A Conformal Riemann mapping problem

Question

Suppose $\{f_n\}$ is a sequence of conformal, one-to-one maps from $\mathbb D$ onto the right half plane $\Bbb A:=\{z \in \mathbb C :\mathfrak R z>0\}$. If $\{f_n\}$ converges to $f$ uniformly on compact subsets of $\mathbb D$ and $f$ is not one-to-one, find $\mathfrak Rf(0)$.

Answer 1

HINT: Call $\Bbb H:=\{z\in\Bbb C\;:\;\Im(z)>0\}$.

Consider the conformal map $g_1:\Bbb D\to\Bbb H$ defined by $$ z\mapsto\frac{z-i}{z+i}\;; $$ then $g_2:\Bbb H\to\Bbb A$ defined by $z\mapsto-iz$ is conformal too; thus composing them, we get that $h:=g_2\circ g_1:\Bbb D\to\Bbb A$ defined by $$ z\mapsto-\frac{iz+1}{z+i} $$ is conformal too.

Then a known result says that all the conformal maps $\Bbb D\to\Bbb A$ are of the form $h\circ f$ when $f\in\operatorname{Aut}(\Bbb D)$; now we know that every $f\in\operatorname{Aut}(\Bbb D)$ is of the form $$ f(z)=\lambda\frac{z-a}{\bar az-1} $$ where $|\lambda|=1$ and $a\in\Bbb D$.

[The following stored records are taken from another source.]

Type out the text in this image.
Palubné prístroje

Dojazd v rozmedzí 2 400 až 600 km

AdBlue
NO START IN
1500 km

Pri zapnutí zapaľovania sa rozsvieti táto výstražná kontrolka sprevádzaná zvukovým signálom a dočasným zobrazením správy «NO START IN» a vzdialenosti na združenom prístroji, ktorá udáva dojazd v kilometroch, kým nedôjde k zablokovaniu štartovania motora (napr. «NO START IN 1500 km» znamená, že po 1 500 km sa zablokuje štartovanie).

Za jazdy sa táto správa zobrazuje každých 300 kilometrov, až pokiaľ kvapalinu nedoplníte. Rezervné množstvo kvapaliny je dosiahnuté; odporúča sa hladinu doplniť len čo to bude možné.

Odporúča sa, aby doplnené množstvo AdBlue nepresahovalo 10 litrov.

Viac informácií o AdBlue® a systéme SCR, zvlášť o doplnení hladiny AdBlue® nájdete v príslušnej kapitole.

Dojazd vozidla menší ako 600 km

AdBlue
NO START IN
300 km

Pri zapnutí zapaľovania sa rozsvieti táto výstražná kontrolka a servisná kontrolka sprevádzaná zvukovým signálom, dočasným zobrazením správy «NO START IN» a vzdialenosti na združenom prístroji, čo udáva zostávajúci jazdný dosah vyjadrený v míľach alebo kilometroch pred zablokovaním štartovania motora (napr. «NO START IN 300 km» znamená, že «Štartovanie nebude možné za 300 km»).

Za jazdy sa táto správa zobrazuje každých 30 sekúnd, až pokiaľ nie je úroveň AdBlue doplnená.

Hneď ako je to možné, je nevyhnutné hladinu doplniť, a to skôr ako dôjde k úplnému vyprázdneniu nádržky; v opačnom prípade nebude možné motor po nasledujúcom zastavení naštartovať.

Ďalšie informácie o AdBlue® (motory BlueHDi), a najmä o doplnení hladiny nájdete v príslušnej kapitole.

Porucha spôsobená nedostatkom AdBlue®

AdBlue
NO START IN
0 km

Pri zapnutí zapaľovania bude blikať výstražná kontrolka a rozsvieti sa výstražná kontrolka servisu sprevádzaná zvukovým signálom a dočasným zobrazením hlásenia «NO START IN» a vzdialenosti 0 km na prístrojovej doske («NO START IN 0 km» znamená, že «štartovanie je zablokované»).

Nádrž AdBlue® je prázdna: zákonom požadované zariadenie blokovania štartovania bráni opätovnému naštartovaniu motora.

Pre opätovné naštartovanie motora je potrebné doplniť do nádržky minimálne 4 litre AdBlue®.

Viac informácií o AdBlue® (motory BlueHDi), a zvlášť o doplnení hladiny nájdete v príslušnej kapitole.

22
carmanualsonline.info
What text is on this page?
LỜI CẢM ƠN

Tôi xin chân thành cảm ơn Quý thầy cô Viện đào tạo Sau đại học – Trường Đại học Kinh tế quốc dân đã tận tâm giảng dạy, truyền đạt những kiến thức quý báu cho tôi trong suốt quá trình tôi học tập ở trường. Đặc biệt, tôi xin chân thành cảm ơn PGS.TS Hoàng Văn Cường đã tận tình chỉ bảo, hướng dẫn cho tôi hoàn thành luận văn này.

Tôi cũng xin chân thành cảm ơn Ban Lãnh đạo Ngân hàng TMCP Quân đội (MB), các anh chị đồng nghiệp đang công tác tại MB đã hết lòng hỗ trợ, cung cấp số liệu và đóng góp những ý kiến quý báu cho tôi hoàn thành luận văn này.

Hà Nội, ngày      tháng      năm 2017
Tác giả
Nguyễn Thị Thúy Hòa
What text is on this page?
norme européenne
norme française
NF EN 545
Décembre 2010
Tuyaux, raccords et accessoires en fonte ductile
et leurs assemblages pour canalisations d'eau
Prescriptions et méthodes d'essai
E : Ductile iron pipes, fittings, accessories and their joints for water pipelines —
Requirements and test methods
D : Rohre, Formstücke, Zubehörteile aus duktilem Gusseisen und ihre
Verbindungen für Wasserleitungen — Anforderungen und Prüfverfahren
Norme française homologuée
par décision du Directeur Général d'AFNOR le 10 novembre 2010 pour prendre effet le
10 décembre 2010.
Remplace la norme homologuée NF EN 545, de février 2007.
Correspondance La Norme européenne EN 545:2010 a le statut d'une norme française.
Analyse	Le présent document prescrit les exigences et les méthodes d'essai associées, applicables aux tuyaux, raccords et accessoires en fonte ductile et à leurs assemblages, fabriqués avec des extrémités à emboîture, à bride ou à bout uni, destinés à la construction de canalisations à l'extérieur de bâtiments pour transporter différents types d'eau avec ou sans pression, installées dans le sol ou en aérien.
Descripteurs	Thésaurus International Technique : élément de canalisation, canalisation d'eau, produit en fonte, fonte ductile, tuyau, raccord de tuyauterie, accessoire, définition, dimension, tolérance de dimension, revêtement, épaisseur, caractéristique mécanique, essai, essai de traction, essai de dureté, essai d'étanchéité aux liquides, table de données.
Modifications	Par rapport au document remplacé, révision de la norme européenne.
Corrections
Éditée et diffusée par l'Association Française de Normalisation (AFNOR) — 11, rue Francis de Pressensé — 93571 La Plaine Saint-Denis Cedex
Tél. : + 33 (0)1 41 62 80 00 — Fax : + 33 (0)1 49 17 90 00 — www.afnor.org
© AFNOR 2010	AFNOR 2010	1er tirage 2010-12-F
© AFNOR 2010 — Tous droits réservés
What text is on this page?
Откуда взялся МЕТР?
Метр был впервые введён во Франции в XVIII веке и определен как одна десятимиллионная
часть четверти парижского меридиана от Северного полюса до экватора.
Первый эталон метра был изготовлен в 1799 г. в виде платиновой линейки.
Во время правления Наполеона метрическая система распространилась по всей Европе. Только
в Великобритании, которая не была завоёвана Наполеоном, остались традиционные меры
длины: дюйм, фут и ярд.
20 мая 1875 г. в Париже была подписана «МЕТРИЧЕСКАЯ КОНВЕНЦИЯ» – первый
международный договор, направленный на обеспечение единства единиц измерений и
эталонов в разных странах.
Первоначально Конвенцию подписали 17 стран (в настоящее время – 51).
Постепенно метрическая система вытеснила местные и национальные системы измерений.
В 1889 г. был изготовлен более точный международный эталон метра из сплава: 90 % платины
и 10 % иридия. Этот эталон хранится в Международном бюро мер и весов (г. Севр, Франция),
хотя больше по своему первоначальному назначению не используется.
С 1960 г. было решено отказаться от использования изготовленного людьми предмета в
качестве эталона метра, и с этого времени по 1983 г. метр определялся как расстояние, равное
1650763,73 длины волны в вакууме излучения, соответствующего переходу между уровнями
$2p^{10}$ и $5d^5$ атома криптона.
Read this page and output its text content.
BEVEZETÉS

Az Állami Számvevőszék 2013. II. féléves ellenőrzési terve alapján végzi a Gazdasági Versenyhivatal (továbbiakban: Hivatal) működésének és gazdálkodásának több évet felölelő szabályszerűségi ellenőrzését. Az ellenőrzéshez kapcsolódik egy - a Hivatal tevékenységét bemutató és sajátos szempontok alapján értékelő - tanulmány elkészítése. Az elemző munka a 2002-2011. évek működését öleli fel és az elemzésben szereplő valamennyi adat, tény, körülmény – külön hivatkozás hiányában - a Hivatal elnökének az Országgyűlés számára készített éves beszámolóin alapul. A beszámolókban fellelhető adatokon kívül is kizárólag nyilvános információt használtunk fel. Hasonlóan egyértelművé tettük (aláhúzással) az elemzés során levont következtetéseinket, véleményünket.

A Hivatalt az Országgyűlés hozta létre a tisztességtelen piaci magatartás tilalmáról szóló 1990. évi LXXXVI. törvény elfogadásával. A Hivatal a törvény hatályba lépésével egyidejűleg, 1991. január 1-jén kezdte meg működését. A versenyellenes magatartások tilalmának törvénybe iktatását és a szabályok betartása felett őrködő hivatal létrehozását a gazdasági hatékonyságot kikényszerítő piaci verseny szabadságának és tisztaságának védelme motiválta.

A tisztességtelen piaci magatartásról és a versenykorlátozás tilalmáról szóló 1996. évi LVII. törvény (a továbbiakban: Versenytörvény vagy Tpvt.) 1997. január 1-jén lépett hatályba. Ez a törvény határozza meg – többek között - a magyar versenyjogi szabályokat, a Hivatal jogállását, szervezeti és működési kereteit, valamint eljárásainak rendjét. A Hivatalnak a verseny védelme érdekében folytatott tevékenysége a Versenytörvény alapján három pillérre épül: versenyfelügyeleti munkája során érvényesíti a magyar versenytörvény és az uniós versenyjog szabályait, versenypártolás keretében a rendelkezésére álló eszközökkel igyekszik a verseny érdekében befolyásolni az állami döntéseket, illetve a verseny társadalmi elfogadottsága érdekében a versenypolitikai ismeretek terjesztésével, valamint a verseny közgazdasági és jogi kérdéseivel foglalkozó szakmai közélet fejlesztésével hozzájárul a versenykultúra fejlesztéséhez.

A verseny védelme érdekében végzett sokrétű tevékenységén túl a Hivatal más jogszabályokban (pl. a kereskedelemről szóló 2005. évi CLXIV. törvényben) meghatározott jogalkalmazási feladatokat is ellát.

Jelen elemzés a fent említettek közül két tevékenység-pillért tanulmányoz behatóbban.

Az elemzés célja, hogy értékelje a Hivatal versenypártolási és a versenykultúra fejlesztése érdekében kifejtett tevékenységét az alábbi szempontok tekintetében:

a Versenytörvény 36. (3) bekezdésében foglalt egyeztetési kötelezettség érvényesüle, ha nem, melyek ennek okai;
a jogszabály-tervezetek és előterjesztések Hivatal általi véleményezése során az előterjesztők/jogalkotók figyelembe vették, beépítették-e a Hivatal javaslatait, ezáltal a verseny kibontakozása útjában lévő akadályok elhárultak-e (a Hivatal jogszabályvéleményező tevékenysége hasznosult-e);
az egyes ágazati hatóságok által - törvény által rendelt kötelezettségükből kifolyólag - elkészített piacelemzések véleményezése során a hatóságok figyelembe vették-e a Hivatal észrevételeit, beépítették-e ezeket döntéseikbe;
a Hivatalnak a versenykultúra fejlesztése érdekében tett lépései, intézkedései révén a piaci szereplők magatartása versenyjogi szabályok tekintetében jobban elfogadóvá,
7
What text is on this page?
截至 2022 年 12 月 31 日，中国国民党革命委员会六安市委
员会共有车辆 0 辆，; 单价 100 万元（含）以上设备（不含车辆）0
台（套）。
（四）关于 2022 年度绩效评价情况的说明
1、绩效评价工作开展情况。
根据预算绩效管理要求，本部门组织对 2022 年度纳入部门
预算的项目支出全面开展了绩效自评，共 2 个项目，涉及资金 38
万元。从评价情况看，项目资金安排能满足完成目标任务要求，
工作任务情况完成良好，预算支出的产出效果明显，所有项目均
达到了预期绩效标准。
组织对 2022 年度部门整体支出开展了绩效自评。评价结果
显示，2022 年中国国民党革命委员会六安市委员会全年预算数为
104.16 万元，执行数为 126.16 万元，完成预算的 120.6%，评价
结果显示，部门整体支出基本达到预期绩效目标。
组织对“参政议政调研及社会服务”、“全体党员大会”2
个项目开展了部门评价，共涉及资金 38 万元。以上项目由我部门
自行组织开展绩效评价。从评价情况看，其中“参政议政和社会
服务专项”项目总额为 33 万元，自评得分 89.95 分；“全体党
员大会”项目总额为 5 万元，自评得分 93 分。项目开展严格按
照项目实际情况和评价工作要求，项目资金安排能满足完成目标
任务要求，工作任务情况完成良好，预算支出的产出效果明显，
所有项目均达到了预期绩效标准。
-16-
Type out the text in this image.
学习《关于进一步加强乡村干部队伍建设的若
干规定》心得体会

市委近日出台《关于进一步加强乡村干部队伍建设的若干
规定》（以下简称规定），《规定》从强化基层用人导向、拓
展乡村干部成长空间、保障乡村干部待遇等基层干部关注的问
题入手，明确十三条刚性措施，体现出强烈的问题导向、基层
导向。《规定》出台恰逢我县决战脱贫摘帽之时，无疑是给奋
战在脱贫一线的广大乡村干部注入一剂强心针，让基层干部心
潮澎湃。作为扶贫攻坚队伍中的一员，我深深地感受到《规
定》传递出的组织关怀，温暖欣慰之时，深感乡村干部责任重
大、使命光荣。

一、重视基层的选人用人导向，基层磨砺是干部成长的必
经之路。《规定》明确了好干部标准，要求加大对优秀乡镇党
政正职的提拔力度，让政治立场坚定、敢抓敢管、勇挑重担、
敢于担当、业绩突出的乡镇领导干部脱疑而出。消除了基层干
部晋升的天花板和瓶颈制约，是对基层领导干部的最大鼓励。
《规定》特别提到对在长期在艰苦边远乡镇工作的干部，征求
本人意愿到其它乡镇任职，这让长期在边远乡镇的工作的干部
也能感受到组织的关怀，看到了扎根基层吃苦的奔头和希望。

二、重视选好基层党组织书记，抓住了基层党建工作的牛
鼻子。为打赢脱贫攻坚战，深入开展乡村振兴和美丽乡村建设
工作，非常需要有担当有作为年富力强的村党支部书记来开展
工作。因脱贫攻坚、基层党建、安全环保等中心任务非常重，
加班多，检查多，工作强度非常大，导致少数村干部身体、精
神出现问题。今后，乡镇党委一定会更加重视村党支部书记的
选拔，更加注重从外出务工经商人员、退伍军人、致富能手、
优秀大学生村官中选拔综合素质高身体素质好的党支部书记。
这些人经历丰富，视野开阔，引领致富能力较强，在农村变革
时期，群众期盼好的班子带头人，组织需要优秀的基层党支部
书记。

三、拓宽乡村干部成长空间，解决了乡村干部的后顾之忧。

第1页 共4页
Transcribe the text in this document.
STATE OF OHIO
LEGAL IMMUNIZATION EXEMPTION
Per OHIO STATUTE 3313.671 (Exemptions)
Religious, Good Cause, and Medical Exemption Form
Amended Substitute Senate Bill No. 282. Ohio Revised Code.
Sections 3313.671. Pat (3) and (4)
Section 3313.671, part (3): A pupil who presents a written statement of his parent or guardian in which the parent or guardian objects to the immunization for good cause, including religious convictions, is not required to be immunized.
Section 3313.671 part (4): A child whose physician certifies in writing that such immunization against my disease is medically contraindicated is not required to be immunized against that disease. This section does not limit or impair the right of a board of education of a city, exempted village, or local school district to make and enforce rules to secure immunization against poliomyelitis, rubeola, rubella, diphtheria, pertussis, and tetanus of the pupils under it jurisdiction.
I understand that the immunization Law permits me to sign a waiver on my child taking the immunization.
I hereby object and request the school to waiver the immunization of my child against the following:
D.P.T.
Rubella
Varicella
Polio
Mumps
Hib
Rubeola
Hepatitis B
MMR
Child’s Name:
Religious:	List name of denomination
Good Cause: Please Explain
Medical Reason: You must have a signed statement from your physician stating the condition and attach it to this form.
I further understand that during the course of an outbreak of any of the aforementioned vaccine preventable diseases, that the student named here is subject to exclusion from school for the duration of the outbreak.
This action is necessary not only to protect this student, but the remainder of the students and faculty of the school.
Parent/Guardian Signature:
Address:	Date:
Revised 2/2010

Now \begin{equation} (h\circ f)(0)=-\frac{i(a\lambda)+1}{a\lambda+i}.\;\;\;\;(*) \end{equation}

Thus if $\{f_n\}_n$ is a sequence on conformal maps $\Bbb D\to\Bbb A$, whose limit (wrt compact subsets topology) is $f:\Bbb D\to\Bbb A$, then in particular you have that $$ f(0)=\lim_nf_n(0);. $$ Now, by $(*)$ you know what form $f_n(0)$ have, so try, starting from this, to understand how things work.